Manager, Cybersecurity Incident and Breach Response

Manager, Cybersecurity Incident and Breach Response

Manager, Cybersecurity Incident and Breach Response




Employment Type



$116400 - $151300

Job Description:

In this capacity, the Manager, Cybersecurity Incident and Breach Response will:

* Liaise with the Security Operations and Engineering team to assure continuous 24x7x365 monitoring to establish response to security events, investigation of correlated security event feeds, and the appropriate triage and escalation in case of an identified security incident or data breach;

* Mature and manage domain and email-based threat intelligence and threat analytic functions in order to provide related threat intelligence information for effective security operations and security incident response, focusing on events that are likely to lead to a compromise;

* Oversee the Incident Response (IR) program, including documentation, awareness, exercises, and response through all phases of an incident to include post-incident documentation and coordination;

* Support the operational IR or data breach response coordination in the event of an actual incident; and

* Act as liaison and point of entry between Information Technology (IT) when coordinating either security IR or operational disruption IR activities.

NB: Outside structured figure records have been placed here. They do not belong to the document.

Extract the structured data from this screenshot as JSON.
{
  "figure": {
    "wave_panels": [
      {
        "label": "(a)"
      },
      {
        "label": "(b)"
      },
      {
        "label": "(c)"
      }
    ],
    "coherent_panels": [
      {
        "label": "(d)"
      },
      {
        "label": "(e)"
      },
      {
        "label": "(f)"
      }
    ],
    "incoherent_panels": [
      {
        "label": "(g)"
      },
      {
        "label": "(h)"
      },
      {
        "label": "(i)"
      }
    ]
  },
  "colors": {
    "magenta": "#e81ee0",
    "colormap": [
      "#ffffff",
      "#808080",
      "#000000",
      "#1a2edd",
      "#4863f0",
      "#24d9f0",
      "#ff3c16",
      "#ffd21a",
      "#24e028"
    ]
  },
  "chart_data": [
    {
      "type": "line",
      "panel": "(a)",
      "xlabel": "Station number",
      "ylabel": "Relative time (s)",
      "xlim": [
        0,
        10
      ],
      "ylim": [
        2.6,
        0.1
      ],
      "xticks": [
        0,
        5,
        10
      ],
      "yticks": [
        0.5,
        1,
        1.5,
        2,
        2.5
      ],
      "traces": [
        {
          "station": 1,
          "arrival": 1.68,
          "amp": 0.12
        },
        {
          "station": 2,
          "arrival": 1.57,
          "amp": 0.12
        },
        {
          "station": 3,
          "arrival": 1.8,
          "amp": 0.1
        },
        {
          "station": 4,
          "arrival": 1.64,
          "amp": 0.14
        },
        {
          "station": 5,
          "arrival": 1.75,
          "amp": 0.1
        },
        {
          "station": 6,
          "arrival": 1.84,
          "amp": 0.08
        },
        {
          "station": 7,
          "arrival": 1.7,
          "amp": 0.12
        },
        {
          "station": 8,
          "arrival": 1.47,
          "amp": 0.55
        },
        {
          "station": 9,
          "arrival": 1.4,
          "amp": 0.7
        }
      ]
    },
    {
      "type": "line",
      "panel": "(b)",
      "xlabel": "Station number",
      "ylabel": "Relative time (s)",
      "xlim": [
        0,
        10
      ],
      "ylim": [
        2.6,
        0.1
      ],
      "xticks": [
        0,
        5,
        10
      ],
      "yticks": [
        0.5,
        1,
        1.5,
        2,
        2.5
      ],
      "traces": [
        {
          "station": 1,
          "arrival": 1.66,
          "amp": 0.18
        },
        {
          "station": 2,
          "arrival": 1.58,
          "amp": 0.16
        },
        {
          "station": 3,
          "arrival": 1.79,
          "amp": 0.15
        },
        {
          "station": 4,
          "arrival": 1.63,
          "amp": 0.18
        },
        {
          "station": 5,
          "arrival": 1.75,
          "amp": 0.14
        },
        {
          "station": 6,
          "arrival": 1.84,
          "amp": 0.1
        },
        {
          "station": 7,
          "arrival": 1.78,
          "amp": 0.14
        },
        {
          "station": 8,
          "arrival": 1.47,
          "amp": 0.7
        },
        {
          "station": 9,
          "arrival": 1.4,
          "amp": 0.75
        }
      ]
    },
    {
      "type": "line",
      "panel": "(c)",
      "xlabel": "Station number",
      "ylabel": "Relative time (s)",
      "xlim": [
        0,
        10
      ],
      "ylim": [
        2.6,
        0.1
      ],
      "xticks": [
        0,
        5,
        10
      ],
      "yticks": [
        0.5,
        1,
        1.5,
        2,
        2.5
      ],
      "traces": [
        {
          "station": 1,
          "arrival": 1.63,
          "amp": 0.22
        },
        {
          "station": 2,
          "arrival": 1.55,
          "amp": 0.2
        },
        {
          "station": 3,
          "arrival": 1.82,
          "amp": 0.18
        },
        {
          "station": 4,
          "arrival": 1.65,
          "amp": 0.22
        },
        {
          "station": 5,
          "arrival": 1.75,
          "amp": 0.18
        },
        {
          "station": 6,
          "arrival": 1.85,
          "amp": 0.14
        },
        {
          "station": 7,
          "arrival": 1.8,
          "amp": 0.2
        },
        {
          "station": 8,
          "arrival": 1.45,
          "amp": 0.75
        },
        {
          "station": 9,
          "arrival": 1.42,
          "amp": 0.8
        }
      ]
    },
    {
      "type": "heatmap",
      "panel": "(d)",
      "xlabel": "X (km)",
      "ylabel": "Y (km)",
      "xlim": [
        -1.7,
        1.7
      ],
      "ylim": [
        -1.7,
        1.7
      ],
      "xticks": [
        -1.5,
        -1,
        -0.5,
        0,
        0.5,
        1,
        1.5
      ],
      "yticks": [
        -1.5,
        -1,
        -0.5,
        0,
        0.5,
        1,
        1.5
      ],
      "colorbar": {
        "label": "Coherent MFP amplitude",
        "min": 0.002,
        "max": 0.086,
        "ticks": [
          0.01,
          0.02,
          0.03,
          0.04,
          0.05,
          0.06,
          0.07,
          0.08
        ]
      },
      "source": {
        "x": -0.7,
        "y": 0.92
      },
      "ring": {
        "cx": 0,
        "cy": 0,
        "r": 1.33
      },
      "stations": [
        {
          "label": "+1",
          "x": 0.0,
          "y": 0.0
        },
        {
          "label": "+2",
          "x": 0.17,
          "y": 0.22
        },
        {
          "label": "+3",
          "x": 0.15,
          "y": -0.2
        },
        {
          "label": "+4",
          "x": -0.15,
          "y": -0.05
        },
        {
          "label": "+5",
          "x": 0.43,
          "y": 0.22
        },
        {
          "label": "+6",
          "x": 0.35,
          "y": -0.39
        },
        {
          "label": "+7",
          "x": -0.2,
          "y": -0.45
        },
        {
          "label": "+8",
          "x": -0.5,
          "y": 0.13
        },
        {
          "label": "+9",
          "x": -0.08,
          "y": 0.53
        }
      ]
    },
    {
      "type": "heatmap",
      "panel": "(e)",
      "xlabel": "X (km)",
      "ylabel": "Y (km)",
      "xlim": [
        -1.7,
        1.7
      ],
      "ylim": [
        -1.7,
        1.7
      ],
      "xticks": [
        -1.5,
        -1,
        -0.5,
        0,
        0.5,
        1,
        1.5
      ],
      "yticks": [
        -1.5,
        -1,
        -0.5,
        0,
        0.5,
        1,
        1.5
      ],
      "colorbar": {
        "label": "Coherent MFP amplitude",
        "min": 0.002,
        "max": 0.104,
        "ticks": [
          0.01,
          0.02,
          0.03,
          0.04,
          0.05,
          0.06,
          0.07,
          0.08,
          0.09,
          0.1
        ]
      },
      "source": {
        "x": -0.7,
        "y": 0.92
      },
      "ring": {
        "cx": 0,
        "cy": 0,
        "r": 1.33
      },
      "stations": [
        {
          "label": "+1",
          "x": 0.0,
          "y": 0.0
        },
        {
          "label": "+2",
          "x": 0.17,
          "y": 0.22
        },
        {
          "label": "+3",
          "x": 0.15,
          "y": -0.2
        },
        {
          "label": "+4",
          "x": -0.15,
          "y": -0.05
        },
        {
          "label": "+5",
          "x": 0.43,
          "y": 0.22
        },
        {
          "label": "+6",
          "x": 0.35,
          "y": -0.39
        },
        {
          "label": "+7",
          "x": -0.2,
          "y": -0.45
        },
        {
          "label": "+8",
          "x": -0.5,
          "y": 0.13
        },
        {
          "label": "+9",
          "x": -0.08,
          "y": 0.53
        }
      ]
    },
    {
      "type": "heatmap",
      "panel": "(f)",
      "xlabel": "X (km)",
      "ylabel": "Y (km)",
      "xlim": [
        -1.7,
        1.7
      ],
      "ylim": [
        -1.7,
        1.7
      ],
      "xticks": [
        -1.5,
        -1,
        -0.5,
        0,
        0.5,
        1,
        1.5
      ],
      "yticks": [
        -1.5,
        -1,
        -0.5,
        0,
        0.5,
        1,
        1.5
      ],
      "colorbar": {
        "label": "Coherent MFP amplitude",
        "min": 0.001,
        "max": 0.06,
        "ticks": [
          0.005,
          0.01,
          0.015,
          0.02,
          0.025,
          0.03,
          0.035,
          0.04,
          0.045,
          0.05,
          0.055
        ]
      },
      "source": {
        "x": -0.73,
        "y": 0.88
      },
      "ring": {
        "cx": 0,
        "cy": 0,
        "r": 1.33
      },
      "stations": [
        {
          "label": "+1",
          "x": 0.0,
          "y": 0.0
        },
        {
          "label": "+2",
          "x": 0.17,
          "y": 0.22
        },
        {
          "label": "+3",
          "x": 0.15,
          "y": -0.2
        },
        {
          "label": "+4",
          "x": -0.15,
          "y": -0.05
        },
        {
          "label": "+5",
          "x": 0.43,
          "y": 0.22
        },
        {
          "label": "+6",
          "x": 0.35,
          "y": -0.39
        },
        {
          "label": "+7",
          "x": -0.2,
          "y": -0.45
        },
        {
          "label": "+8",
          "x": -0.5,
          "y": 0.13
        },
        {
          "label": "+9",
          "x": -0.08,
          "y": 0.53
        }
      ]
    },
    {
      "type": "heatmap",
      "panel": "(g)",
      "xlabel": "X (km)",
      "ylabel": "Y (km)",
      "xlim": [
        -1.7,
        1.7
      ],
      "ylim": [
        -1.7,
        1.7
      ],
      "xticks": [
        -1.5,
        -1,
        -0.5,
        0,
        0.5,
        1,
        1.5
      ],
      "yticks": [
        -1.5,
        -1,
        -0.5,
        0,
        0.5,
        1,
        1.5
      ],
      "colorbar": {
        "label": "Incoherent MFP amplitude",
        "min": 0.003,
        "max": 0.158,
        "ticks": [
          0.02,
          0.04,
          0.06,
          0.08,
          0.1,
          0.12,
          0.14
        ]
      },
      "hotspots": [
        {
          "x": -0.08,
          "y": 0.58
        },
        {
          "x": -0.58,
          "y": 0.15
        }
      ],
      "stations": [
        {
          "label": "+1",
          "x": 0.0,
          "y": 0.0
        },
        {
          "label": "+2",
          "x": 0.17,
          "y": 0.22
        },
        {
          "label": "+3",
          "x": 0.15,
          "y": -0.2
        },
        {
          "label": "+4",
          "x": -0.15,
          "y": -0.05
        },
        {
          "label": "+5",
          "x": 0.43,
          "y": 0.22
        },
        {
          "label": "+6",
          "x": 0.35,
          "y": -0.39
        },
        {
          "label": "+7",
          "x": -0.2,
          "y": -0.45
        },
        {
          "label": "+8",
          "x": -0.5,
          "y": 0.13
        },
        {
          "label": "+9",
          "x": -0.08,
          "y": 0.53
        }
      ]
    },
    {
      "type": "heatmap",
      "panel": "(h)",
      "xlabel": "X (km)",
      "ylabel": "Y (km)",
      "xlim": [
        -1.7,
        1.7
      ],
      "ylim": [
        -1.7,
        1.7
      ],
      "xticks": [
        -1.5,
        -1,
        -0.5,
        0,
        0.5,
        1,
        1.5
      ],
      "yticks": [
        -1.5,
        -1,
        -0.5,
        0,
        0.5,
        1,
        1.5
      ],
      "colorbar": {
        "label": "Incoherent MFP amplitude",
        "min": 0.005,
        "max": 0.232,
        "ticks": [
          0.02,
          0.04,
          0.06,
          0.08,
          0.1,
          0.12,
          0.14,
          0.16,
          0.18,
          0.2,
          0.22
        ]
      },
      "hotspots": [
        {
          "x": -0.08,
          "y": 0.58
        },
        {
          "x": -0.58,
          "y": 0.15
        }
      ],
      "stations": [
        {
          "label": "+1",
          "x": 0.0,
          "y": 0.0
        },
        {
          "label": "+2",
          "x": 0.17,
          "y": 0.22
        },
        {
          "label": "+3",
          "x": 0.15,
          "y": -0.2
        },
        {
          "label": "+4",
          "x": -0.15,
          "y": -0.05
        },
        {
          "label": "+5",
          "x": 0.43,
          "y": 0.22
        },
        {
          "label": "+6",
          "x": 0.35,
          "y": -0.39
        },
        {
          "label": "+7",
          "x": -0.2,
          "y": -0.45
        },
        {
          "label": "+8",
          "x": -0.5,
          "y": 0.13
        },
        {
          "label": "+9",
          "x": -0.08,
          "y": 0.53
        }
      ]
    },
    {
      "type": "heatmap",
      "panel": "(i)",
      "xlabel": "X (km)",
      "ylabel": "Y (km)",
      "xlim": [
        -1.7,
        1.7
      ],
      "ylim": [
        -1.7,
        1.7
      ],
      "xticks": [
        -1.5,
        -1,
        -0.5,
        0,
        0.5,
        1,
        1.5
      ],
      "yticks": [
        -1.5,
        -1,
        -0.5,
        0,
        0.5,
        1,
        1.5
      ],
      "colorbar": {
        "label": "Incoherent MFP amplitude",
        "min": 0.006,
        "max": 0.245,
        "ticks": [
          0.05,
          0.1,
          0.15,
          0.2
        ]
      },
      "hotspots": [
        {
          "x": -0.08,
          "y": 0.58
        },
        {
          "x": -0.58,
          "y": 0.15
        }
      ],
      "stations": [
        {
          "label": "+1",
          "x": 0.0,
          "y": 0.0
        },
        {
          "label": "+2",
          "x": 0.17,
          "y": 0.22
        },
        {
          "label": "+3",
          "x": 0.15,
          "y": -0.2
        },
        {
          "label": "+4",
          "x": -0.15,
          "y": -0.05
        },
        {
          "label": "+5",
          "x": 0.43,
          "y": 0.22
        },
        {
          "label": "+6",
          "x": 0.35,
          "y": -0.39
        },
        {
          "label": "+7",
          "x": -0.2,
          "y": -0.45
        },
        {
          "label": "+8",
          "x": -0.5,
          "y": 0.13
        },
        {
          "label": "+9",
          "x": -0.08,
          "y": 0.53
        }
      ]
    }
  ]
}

In addition, the Manager, Cybersecurity Incident and Breach Response will be expected to have experience with the following areas of responsibility:

* Experience managing security operations for IT infrastructure (Vulnerability Management Program, advance incident response, cyber forensic investigation, endpoint security, EDR Tool, and exercise development / execution);

* Significant expertise in Cyber Security Incident Response and experience in one or more areas of Cyber Security: Intrusion Detection and Mitigation, Network Defense, Network Traffic Analysis or Operating System Security, Forensics, Incident Response, Cyber Threat Hunting, or Malware Analysis and Reverse Engineering;

* Knowledge of general attack stages, including foot printing and scanning, enumeration, gaining access, escalation of privileges, maintaining access, network exploitation, and covering tracks;

* Familiarity with various malware categories, their characteristics, and network-based indicators of compromise;

* Familiarity with networking vulnerabilities and exploit methods such as DDoS, XSS attacks, SQL injection and how to recognize attacks in-progress;

* Enterprise-level experience performing incident triage, analysis, response, and remediation for computer network intrusions, web application and server attacks, insider threats, and malware infections;

* Ability to evaluate available information, identify information gaps, recreate incident timeline of event activity;

* Experience working in a federated functional organization and influencing leadership and employees not in your direct management chain/scope of control;

* Demonstrated ability to team across organizational boundaries and geographical locations to collaborate with and influence others; and

* Possess excellent communication skills, human relation skills, organizational skills and analytical skills as well as proven information security leadership experience in a medium-to-large organization.

Job Requirements:


* Thorough understanding of the latest security principles, techniques, and protocols;

* Experience maintaining metrics and SLAs;

* Detailed technical knowledge of network, database, and/or operating system security;

* Knowledge of NIST 800-62 and other industry regulatory standards as they pertain to reporting incidents;

* Hands on experience in security systems, including vulnerability management, identity and access management, security risk assessments, application testing, etc.;

* Experience with network security, networking technologies, and network monitoring tools;

* Working knowledge of IT processes (i.e., ITIL) including incident, problem, defect, change and release management; and

* Experience with secure architecture principals, secure SDLC, security system integration and configurations, and troubleshooting.


* Minimum of 12 years of experience with cybersecurity or information technology (preferred);

* At least 10+ years' experience in an Incident Response capacity (SOC/NOC/watch floor, incident response, threat hunting team, forensic team, etc.) (preferred);

* At least 7 years in a legal or professional services environment (preferred); and

* BS degree in Computer Science or related field (required).